Ai proprietari, in particolare al burbero Luigi (la moglie Mirella è in cucina e non ha neanche tempo di fiatare, credo) sono certa che questa mia nota darà quasi fastidio perché rischia di fargli arrivare qualche stron*o di troppo, come al Fulvio Pierangelini di tanti anni fa, che amava avere un certo controllo sulla tipologia di clientela.
Qui si potrebbe appendere un cartello: sgradita la visita dei cafoni; vietare l’ingresso ormai è utopia.
Siamo in Trentino, in una delle sue parti meno battute dal turismo di massa, la Valle del Vanoi.
Dopo l’attraversamento di un tratturo nel bosco piuttosto impervio, ma ben asfaltato, si giunge presso un’antica casa di legno con la stube, i gerani freschissimi sul davanzale, due sale arredate in modo delizioso e un piccolo dehor con vista sulle vette, dove si aggira scondinzolante l’elegante cane di casa.
Maso Santa Romina era una stalla nei primi del Novecento, da circa vent’anni Luigi Zortea e la moglie Mirella ne hanno curato l’evoluzione in un maso con cucina elegantissimo, dove la dicitura “agriturismo” trae in inganno.
Lo è nella sostanza, per l’utilizzo esclusivo di materie prime autoprodotte e a km 0 costituito di pascoli, orti, laghi, ma, di fatto, ci troviamo in un luogo di resistenza gastronomica, apprestato con gusto e con amore.
Sono questi i luoghi in cui un oste, un cuciniere, uno chef, dà il massimo: lontani dalle mille luci della città, la simbiosi con la natura, con il silenzio, con l’humus territoriale favoriscono la concentrazione e la ricerca.
Così, una materia prima di quelle che fanno tornare bambini (per chi certi luoghi da bambino lo ha frequentati) si unisce a una dose di creatività che porta in tavola creazioni raffinate ma dai sapori intensi.
Una ricotta montata per cominciare, da condire con olio o marmellata anche a inizio pasto, fa capire che il viaggio fin qui è ben speso.
Per aprire lo stomaco, carne salada e filetto di salmerino home-made, ca va sans dire, preparano le danze a canderli declinati secondo stagione: rape rosse, funghi, erbe rigorosamente dell’orto, formaggi a latte crudo finiti dallo stesso patron, di una bontà inaudita.
La variante del press knodel, canederlo “pressato” alle erbe di montagna, cipolla croccante, cavolo cappuccio rosso, è territorio ed entusiasmo insieme.
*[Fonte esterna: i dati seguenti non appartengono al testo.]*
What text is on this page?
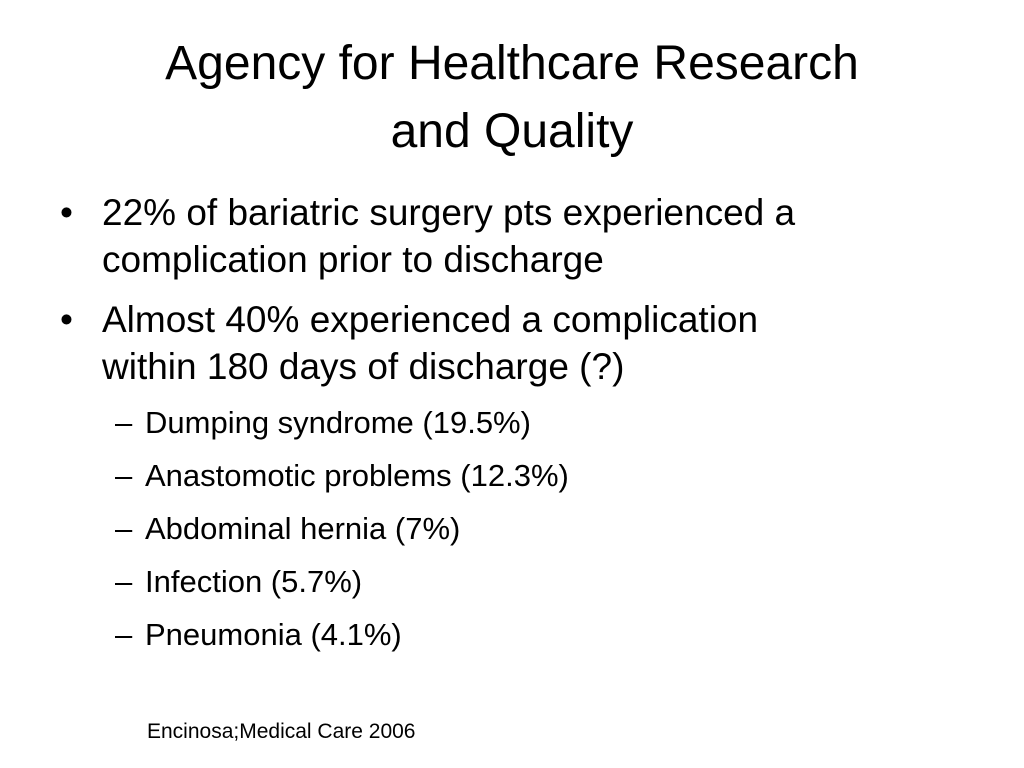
Agency for Healthcare Research
and Quality
• 22% of bariatric surgery pts experienced a
complication prior to discharge
• Almost 40% experienced a complication
within 180 days of discharge (?)
– Dumping syndrome (19.5%)
– Anastomotic problems (12.3%)
– Abdominal hernia (7%)
– Infection (5.7%)
– Pneumonia (4.1%)
Encinosa;Medical Care 2006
A seconda dell’estro della signora, nell’impasto delle tagliatelle o nel risotto di stagione possiamo trovare l’aglio orsino o l’abete bianco, che donano sensazioni balsamiche inaspettate.
A seguire ci sono il piatto del territorio, la polenta e tosèla (formaggio locale) con salsiccia, stufati di cervo, ossobuco, stinco e il piatto che vale il viaggio: la “costina” di vitello cotta a bassa temperatura. Costina per due, perché è lunga trenta centimetri, uno chef’s secret che non vogliamo sapere e che crea dipendenza: una sorta di variante dello stinco nella versione più buona che ricorderete.
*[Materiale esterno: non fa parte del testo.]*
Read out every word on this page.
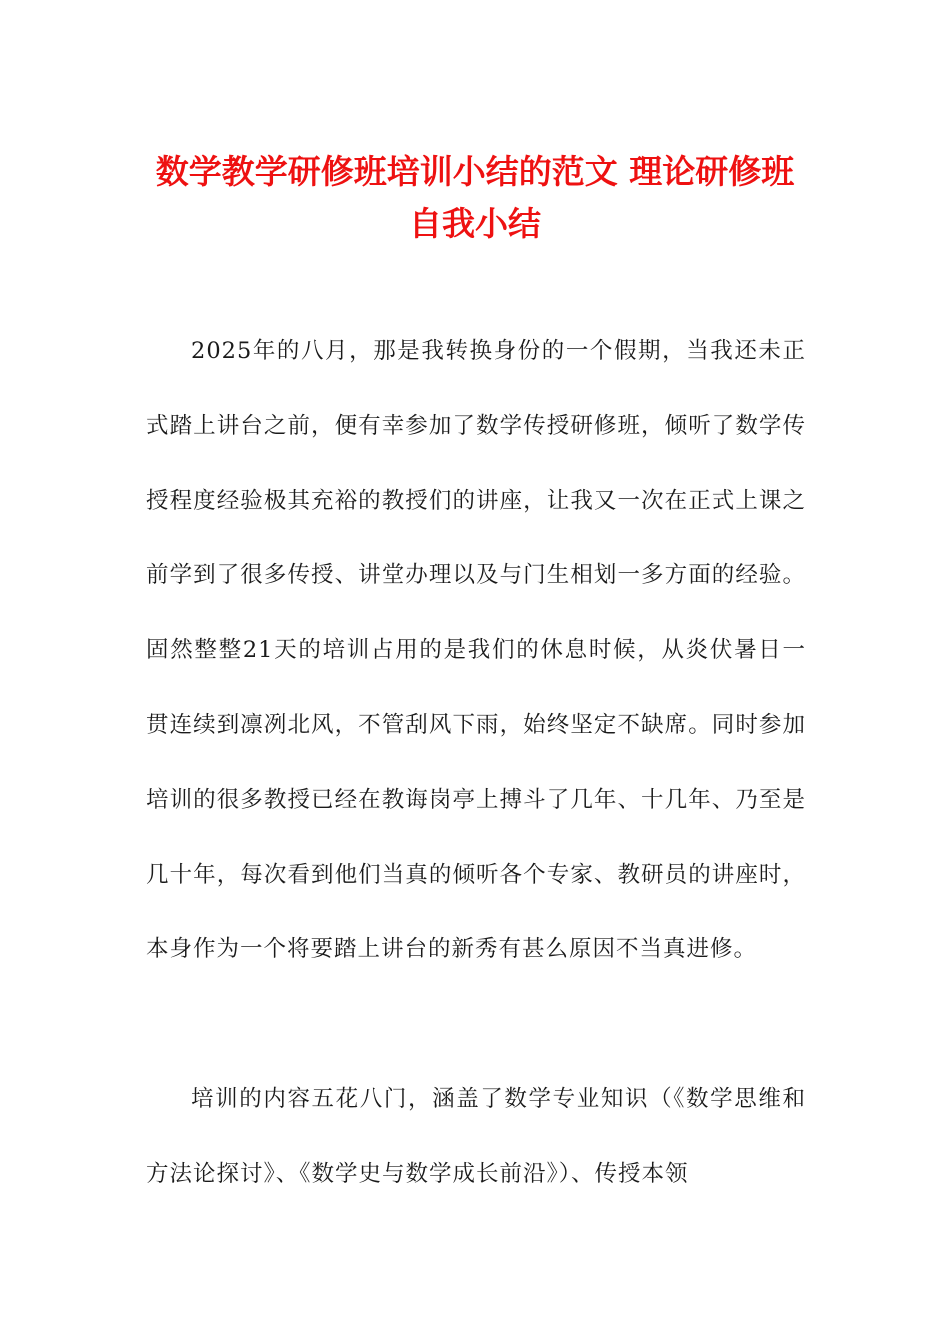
数学教学研修班培训小结的范文 理论研修班自我小结

2025年的八月，那是我转换身份的一个假期，当我还未正式踏上讲台之前，便有幸参加了数学传授研修班，倾听了数学传授程度经验极其充裕的教授们的讲座，让我又一次在正式上课之前学到了很多传授、讲堂办理以及与门生相划一多方面的经验。固然整整21天的培训占用的是我们的休息时候，从炎伏暑日一贯连续到凛冽北风，不管刮风下雨，始终坚定不缺席。同时参加培训的很多教授已经在教诲岗亭上搏斗了几年、十几年、乃至是几十年，每次看到他们当真的倾听各个专家、教研员的讲座时，本身作为一个将要踏上讲台的新秀有甚么原因不当真进修。

培训的内容五花八门，涵盖了数学专业知识（《数学思维和方法论探讨》、《数学史与数学成长前沿》）、传授本领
Se resta spazio (difficile), la varietà di torte e crostate fatte in casa con marmellate e panna home-made rappresentano un’altra fuga nel tempo, ai tempi delle nonne cuciniere che nessuno in verità ha avuto: è una buona occasione per chiudere gli occhi e immaginarle.
Se vedete l’oste andare avanti e indietro dal maso attiguo, è perché ivi custodisce la cantina.
Siamo in un agriturismo, i vini sono solo regionali, ma per fortuna non cadiamo male.
Fino a 50 anni Luigi era astemio, poi per sua e nostra fortuna ha recuperato: le chicche che amiamo ci sono, cosa volere di più?
Il sublime pinot nero di Elisabetta Delzocchio, il taglio bordolese di Eugenio Rosi, a parere di chi scrive il miglior viticoltore trentino.
Maso Santa Romina è un posto per intenditori, per chi in vita sua, come noi, ha tanto mangiato e tanto assaggiato e non si fa più stupire da improbabili giochi di prestigio, ma che quando giunge a tavola un grande stinco lo sa riconoscere ed apprezzare.
Una cucina regionale sontuosa, eseguita a regola d’arte.
“Per me è un diesci”
Maso Santa Romina
Loc. Santa Romina, Canal San Bovo (TN)
Tel. 0439 719459
Sempre aperto d’estate,
aperto venerdì, sabato e domenica nelle altre stagioni.